Claro que hay mucho por mejorar. Con 12 establecimientos que producen vino y seis más donde hay vides, pero en los que no se vinifica, Tucumán está muy lejos del vecino más importante: Salta. Y los productores se preguntan: ¿se podrá imitar lo que se viene haciendo en Jujuy, que muestra un crecimiento exponencial en relativamente poco tiempo y que ya se perfila como un lugar del que se va a hablar mucho en el futuro cercano? Sin dudas, es un ejemplo estimulante, por las características que comparte con Tucumán. Pero para lograrlo no alcanza con la iniciativa privada. Hay un detalle que es clave: si ese es el objetivo, el Gobierno no debe hacerse el desentendido.
Volver a la esencia
Hoy parece que todos estamos atribulados -o espantados, por qué no- frente a los cambios que promueve y promete la Inteligencia Artificial. Por algo se ha convertido en un tema de conversación habitual en muchos asados, sobremesas, charlas de oficina y de café. Hay quienes pronostican que las transformaciones que vamos a ver en los próximos cinco años equivalen a las que ocurrieron en los últimos 5.000. Como sea, lo único concreto es la certeza de que todo va a cambiar y no una vez, sino infinitas veces, como en un loop interminable.

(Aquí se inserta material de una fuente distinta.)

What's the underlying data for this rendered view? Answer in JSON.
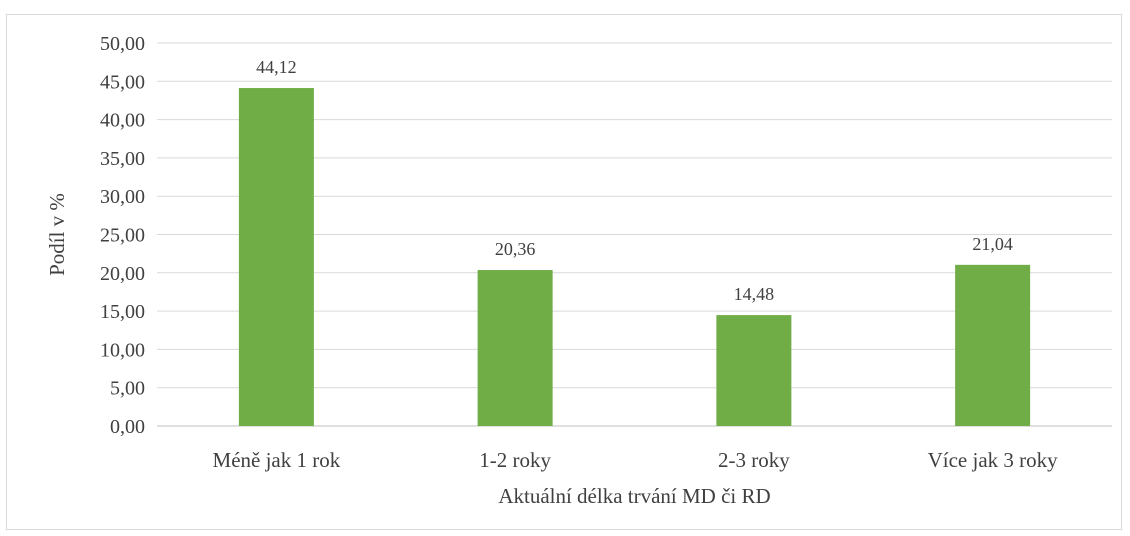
{
  "chart_data": {
    "type": "bar",
    "categories": [
      "Méně jak 1 rok",
      "1-2 roky",
      "2-3 roky",
      "Více jak 3 roky"
    ],
    "values": [
      44.12,
      20.36,
      14.48,
      21.04
    ],
    "value_labels": [
      "44,12",
      "20,36",
      "14,48",
      "21,04"
    ],
    "xlabel": "Aktuální délka trvání MD či RD",
    "ylabel": "Podíl v %",
    "ylim": [
      0,
      50
    ],
    "yticks": [
      0,
      5,
      10,
      15,
      20,
      25,
      30,
      35,
      40,
      45,
      50
    ],
    "ytick_labels": [
      "0,00",
      "5,00",
      "10,00",
      "15,00",
      "20,00",
      "25,00",
      "30,00",
      "35,00",
      "40,00",
      "45,00",
      "50,00"
    ],
    "grid": true,
    "legend": "none",
    "colors": {
      "bar": "#70ad47",
      "grid": "#d9d9d9",
      "text": "#404040"
    }
  }
}
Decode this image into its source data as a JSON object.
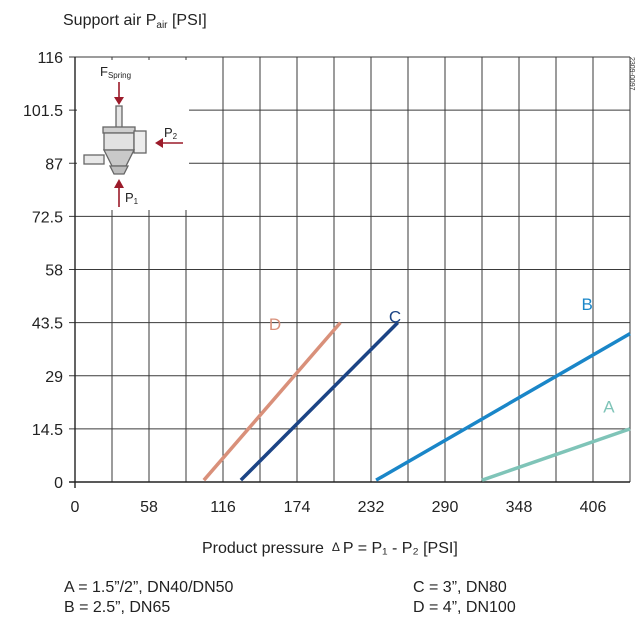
{
  "chart_data": {
    "type": "line",
    "ylabel_main": "Support air P",
    "ylabel_sub": "air",
    "ylabel_unit": " [PSI]",
    "xlabel_prefix": "Product pressure",
    "xlabel_formula": "P = P₁ - P₂ [PSI]",
    "xlabel_delta": "Δ",
    "x_ticks": [
      0,
      58,
      116,
      174,
      232,
      290,
      348,
      406
    ],
    "y_ticks": [
      "0",
      "14.5",
      "29",
      "43.5",
      "58",
      "72.5",
      "87",
      "101.5",
      "116"
    ],
    "y_tick_values": [
      0,
      14.5,
      29,
      43.5,
      58,
      72.5,
      87,
      101.5,
      116
    ],
    "xlim": [
      0,
      435
    ],
    "ylim": [
      0,
      116
    ],
    "grid": true,
    "series": [
      {
        "name": "A",
        "color": "#7fc4b8",
        "x": [
          319,
          435
        ],
        "y": [
          0.5,
          14.5
        ]
      },
      {
        "name": "B",
        "color": "#1a86c8",
        "x": [
          236,
          435
        ],
        "y": [
          0.5,
          40.5
        ]
      },
      {
        "name": "C",
        "color": "#1c4485",
        "x": [
          130,
          253
        ],
        "y": [
          0.5,
          43.5
        ]
      },
      {
        "name": "D",
        "color": "#d9907a",
        "x": [
          101,
          208
        ],
        "y": [
          0.5,
          43.5
        ]
      }
    ]
  },
  "diagram": {
    "f_spring_main": "F",
    "f_spring_sub": "Spring",
    "p2_main": "P",
    "p2_sub": "2",
    "p1_main": "P",
    "p1_sub": "1",
    "arrow_color": "#9b1b2a"
  },
  "figure_code": "2309-0097",
  "legend": {
    "a": "A = 1.5”/2”, DN40/DN50",
    "b": "B = 2.5”, DN65",
    "c": "C = 3”, DN80",
    "d": "D = 4”, DN100"
  }
}
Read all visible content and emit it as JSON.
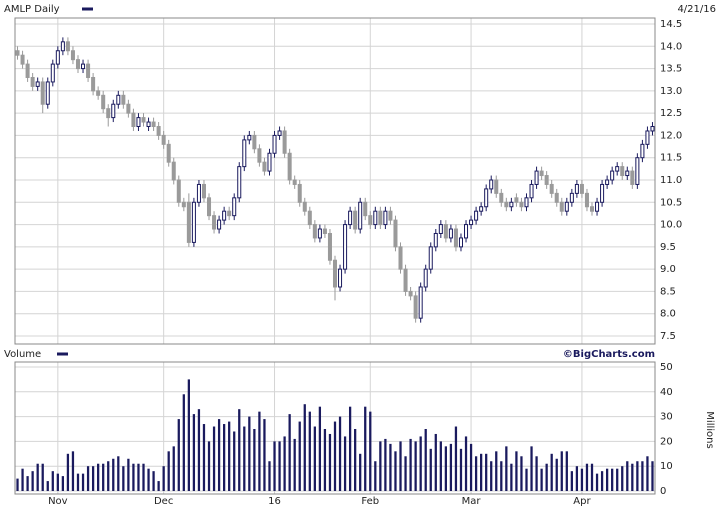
{
  "chart_data": [
    {
      "type": "candlestick",
      "title": "AMLP Daily",
      "subtitle": "4/21/16",
      "color": "#1a1a5e",
      "up_color": "#ffffff",
      "down_color": "#9a9a9a",
      "xlim": [
        -0.5,
        126.5
      ],
      "ylim": [
        7.5,
        14.5
      ],
      "yticks": [
        7.5,
        {
          "value": 8,
          "label": "8.0"
        },
        8.5,
        {
          "value": 9,
          "label": "9.0"
        },
        9.5,
        {
          "value": 10,
          "label": "10.0"
        },
        10.5,
        {
          "value": 11,
          "label": "11.0"
        },
        11.5,
        {
          "value": 12,
          "label": "12.0"
        },
        12.5,
        {
          "value": 13,
          "label": "13.0"
        },
        13.5,
        {
          "value": 14,
          "label": "14.0"
        },
        14.5
      ],
      "grid": true,
      "candles": [
        [
          13.9,
          14.0,
          13.7,
          13.8
        ],
        [
          13.8,
          13.9,
          13.5,
          13.6
        ],
        [
          13.6,
          13.7,
          13.2,
          13.3
        ],
        [
          13.3,
          13.4,
          13.0,
          13.1
        ],
        [
          13.1,
          13.3,
          13.0,
          13.2
        ],
        [
          13.2,
          13.3,
          12.5,
          12.7
        ],
        [
          12.7,
          13.3,
          12.6,
          13.2
        ],
        [
          13.2,
          13.7,
          13.1,
          13.6
        ],
        [
          13.6,
          14.0,
          13.5,
          13.9
        ],
        [
          13.9,
          14.2,
          13.8,
          14.1
        ],
        [
          14.1,
          14.2,
          13.8,
          13.9
        ],
        [
          13.9,
          14.0,
          13.6,
          13.7
        ],
        [
          13.7,
          13.8,
          13.4,
          13.5
        ],
        [
          13.5,
          13.7,
          13.4,
          13.6
        ],
        [
          13.6,
          13.7,
          13.2,
          13.3
        ],
        [
          13.3,
          13.4,
          12.9,
          13.0
        ],
        [
          13.0,
          13.1,
          12.8,
          12.9
        ],
        [
          12.9,
          13.0,
          12.5,
          12.6
        ],
        [
          12.6,
          12.7,
          12.2,
          12.4
        ],
        [
          12.4,
          12.8,
          12.3,
          12.7
        ],
        [
          12.7,
          13.0,
          12.6,
          12.9
        ],
        [
          12.9,
          13.0,
          12.6,
          12.7
        ],
        [
          12.7,
          12.8,
          12.4,
          12.5
        ],
        [
          12.5,
          12.6,
          12.1,
          12.2
        ],
        [
          12.2,
          12.5,
          12.1,
          12.4
        ],
        [
          12.4,
          12.5,
          12.2,
          12.3
        ],
        [
          12.2,
          12.4,
          12.1,
          12.3
        ],
        [
          12.3,
          12.4,
          12.1,
          12.2
        ],
        [
          12.2,
          12.3,
          11.9,
          12.0
        ],
        [
          12.0,
          12.1,
          11.7,
          11.8
        ],
        [
          11.8,
          11.9,
          11.3,
          11.4
        ],
        [
          11.4,
          11.5,
          10.9,
          11.0
        ],
        [
          11.0,
          11.1,
          10.4,
          10.5
        ],
        [
          10.5,
          10.6,
          10.3,
          10.4
        ],
        [
          10.5,
          10.7,
          9.5,
          9.6
        ],
        [
          9.6,
          10.6,
          9.5,
          10.5
        ],
        [
          10.5,
          11.0,
          10.4,
          10.9
        ],
        [
          10.9,
          11.0,
          10.5,
          10.6
        ],
        [
          10.6,
          10.7,
          10.1,
          10.2
        ],
        [
          10.2,
          10.3,
          9.8,
          9.9
        ],
        [
          9.9,
          10.2,
          9.8,
          10.1
        ],
        [
          10.1,
          10.4,
          10.0,
          10.3
        ],
        [
          10.3,
          10.4,
          10.1,
          10.2
        ],
        [
          10.2,
          10.7,
          10.1,
          10.6
        ],
        [
          10.6,
          11.4,
          10.5,
          11.3
        ],
        [
          11.3,
          12.0,
          11.2,
          11.9
        ],
        [
          11.9,
          12.1,
          11.8,
          12.0
        ],
        [
          12.0,
          12.1,
          11.6,
          11.7
        ],
        [
          11.7,
          11.8,
          11.3,
          11.4
        ],
        [
          11.4,
          11.5,
          11.1,
          11.2
        ],
        [
          11.2,
          11.7,
          11.1,
          11.6
        ],
        [
          11.6,
          12.1,
          11.5,
          12.0
        ],
        [
          12.0,
          12.2,
          11.9,
          12.1
        ],
        [
          12.1,
          12.2,
          11.5,
          11.6
        ],
        [
          11.6,
          11.7,
          10.9,
          11.0
        ],
        [
          11.0,
          11.1,
          10.8,
          10.9
        ],
        [
          10.9,
          11.0,
          10.4,
          10.5
        ],
        [
          10.5,
          10.6,
          10.2,
          10.3
        ],
        [
          10.3,
          10.4,
          9.9,
          10.0
        ],
        [
          10.0,
          10.1,
          9.6,
          9.7
        ],
        [
          9.7,
          10.0,
          9.6,
          9.9
        ],
        [
          9.9,
          10.0,
          9.7,
          9.8
        ],
        [
          9.8,
          9.9,
          9.1,
          9.2
        ],
        [
          9.2,
          9.3,
          8.3,
          8.6
        ],
        [
          8.6,
          9.1,
          8.5,
          9.0
        ],
        [
          9.0,
          10.1,
          8.9,
          10.0
        ],
        [
          10.0,
          10.4,
          9.9,
          10.3
        ],
        [
          10.3,
          10.4,
          9.8,
          9.9
        ],
        [
          9.9,
          10.6,
          9.8,
          10.5
        ],
        [
          10.5,
          10.6,
          10.1,
          10.2
        ],
        [
          10.2,
          10.3,
          9.9,
          10.0
        ],
        [
          10.0,
          10.4,
          9.9,
          10.3
        ],
        [
          10.3,
          10.4,
          9.9,
          10.0
        ],
        [
          10.0,
          10.4,
          9.9,
          10.3
        ],
        [
          10.3,
          10.4,
          10.0,
          10.1
        ],
        [
          10.1,
          10.2,
          9.4,
          9.5
        ],
        [
          9.5,
          9.6,
          8.9,
          9.0
        ],
        [
          9.0,
          9.1,
          8.4,
          8.5
        ],
        [
          8.5,
          8.6,
          8.3,
          8.4
        ],
        [
          8.4,
          8.5,
          7.8,
          7.9
        ],
        [
          7.9,
          8.7,
          7.8,
          8.6
        ],
        [
          8.6,
          9.1,
          8.5,
          9.0
        ],
        [
          9.0,
          9.6,
          8.9,
          9.5
        ],
        [
          9.5,
          9.9,
          9.4,
          9.8
        ],
        [
          9.8,
          10.1,
          9.7,
          10.0
        ],
        [
          10.0,
          10.1,
          9.6,
          9.7
        ],
        [
          9.7,
          10.0,
          9.6,
          9.9
        ],
        [
          9.9,
          10.0,
          9.4,
          9.5
        ],
        [
          9.5,
          9.8,
          9.4,
          9.7
        ],
        [
          9.7,
          10.1,
          9.6,
          10.0
        ],
        [
          10.0,
          10.2,
          9.9,
          10.1
        ],
        [
          10.1,
          10.4,
          10.0,
          10.3
        ],
        [
          10.3,
          10.5,
          10.2,
          10.4
        ],
        [
          10.4,
          10.9,
          10.3,
          10.8
        ],
        [
          10.8,
          11.1,
          10.7,
          11.0
        ],
        [
          11.0,
          11.1,
          10.6,
          10.7
        ],
        [
          10.7,
          10.8,
          10.4,
          10.5
        ],
        [
          10.5,
          10.6,
          10.3,
          10.4
        ],
        [
          10.4,
          10.6,
          10.3,
          10.5
        ],
        [
          10.6,
          10.7,
          10.4,
          10.5
        ],
        [
          10.5,
          10.6,
          10.3,
          10.4
        ],
        [
          10.4,
          10.7,
          10.3,
          10.6
        ],
        [
          10.6,
          11.0,
          10.5,
          10.9
        ],
        [
          10.9,
          11.3,
          10.8,
          11.2
        ],
        [
          11.2,
          11.3,
          11.0,
          11.1
        ],
        [
          11.1,
          11.2,
          10.8,
          10.9
        ],
        [
          10.9,
          11.0,
          10.6,
          10.7
        ],
        [
          10.7,
          10.8,
          10.4,
          10.5
        ],
        [
          10.5,
          10.6,
          10.2,
          10.3
        ],
        [
          10.3,
          10.6,
          10.2,
          10.5
        ],
        [
          10.5,
          10.8,
          10.4,
          10.7
        ],
        [
          10.7,
          11.0,
          10.6,
          10.9
        ],
        [
          10.9,
          11.0,
          10.6,
          10.7
        ],
        [
          10.7,
          10.8,
          10.3,
          10.4
        ],
        [
          10.4,
          10.5,
          10.2,
          10.3
        ],
        [
          10.3,
          10.6,
          10.2,
          10.5
        ],
        [
          10.5,
          11.0,
          10.4,
          10.9
        ],
        [
          10.9,
          11.1,
          10.8,
          11.0
        ],
        [
          11.0,
          11.3,
          10.9,
          11.2
        ],
        [
          11.2,
          11.4,
          11.1,
          11.3
        ],
        [
          11.3,
          11.4,
          11.0,
          11.1
        ],
        [
          11.1,
          11.3,
          11.0,
          11.2
        ],
        [
          11.2,
          11.3,
          10.8,
          10.9
        ],
        [
          10.9,
          11.6,
          10.8,
          11.5
        ],
        [
          11.5,
          11.9,
          11.4,
          11.8
        ],
        [
          11.8,
          12.2,
          11.7,
          12.1
        ],
        [
          12.1,
          12.3,
          12.0,
          12.2
        ]
      ]
    },
    {
      "type": "bar",
      "title": "Volume",
      "source": "©BigCharts.com",
      "ylabel": "Millions",
      "color": "#1a1a5e",
      "xlim": [
        -0.5,
        126.5
      ],
      "ylim": [
        0,
        50
      ],
      "yticks": [
        0,
        10,
        20,
        30,
        40,
        50
      ],
      "grid": true,
      "xticks": [
        {
          "value": 8,
          "label": "Nov"
        },
        {
          "value": 29,
          "label": "Dec"
        },
        {
          "value": 51,
          "label": "16"
        },
        {
          "value": 70,
          "label": "Feb"
        },
        {
          "value": 90,
          "label": "Mar"
        },
        {
          "value": 112,
          "label": "Apr"
        }
      ],
      "values": [
        5,
        9,
        6,
        8,
        11,
        11,
        4,
        8,
        7,
        6,
        15,
        16,
        7,
        7,
        10,
        10,
        11,
        11,
        12,
        13,
        14,
        10,
        13,
        11,
        11,
        11,
        9,
        8,
        4,
        10,
        16,
        18,
        29,
        39,
        45,
        31,
        33,
        27,
        20,
        26,
        29,
        27,
        28,
        24,
        33,
        26,
        30,
        25,
        32,
        29,
        12,
        20,
        20,
        22,
        31,
        21,
        28,
        35,
        32,
        26,
        34,
        25,
        23,
        28,
        30,
        22,
        34,
        25,
        15,
        34,
        32,
        12,
        20,
        21,
        19,
        16,
        20,
        14,
        21,
        20,
        22,
        25,
        17,
        23,
        20,
        18,
        19,
        26,
        17,
        22,
        19,
        14,
        15,
        15,
        12,
        16,
        12,
        18,
        11,
        16,
        14,
        9,
        18,
        14,
        9,
        11,
        15,
        13,
        16,
        16,
        8,
        10,
        9,
        11,
        11,
        7,
        8,
        9,
        9,
        9,
        10,
        12,
        11,
        12,
        12,
        14,
        12
      ]
    }
  ]
}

Aquí es donde el vino puede operar como un mojón frente al vértigo. Porque, tal como afirma Silvia Gramajo, productora tucumana y directiva de la cámara que nuclea a los viticultores vernáculos, quien se detiene a observar el trabajo en las viñas de algún modo se vuelve testigo del ciclo de la vida. Por ejemplo, por estos días atravesamos el momento de la poda, que es clave para definir lo que hallaremos dentro de la botella muchos meses e inclusive años más adelante. Luego, cuando la temperatura empiece a aumentar se producirá el lloro, que es la liberación de savia a través de los cortes de aquella poda invernal. Es el signo de vitalidad que marca el inicio del período vegetativo. Luego, en verano, llegará la vendimia, repleta de decisiones capitales. Y tras ella empezará la vinificación, es decir, la alquimia de convertir las uvas en vino. En otras palabras, en cultura. Porque cada vino es la suma de conocimientos, tradiciones, costumbres, investigaciones, estudios, ensayos, decisiones y omisiones que se transmiten y se materializan en algo que establece lazos, que nos congrega y que nos ayuda a reconstruir vínculos. Quizás por eso no hace falta haber estudiado sommellerie o enología para detectar en una copa perfumes o sabores que nos conectan con recuerdos felices y con lugares seguros a los que siempre es bueno volver. En definitiva, el vino sirve como un ancla, es un objeto cultural que nos ayuda a reconectar con la historia, con el trabajo de la tierra, con la paciencia y, sobre todo, con los demás. No lo decimos nosotros; lo dijo Borges y se volvió inapelable: “Vino, enséñame el arte de ver mi propia historia / como si ésta ya fuera ceniza en la memoria.”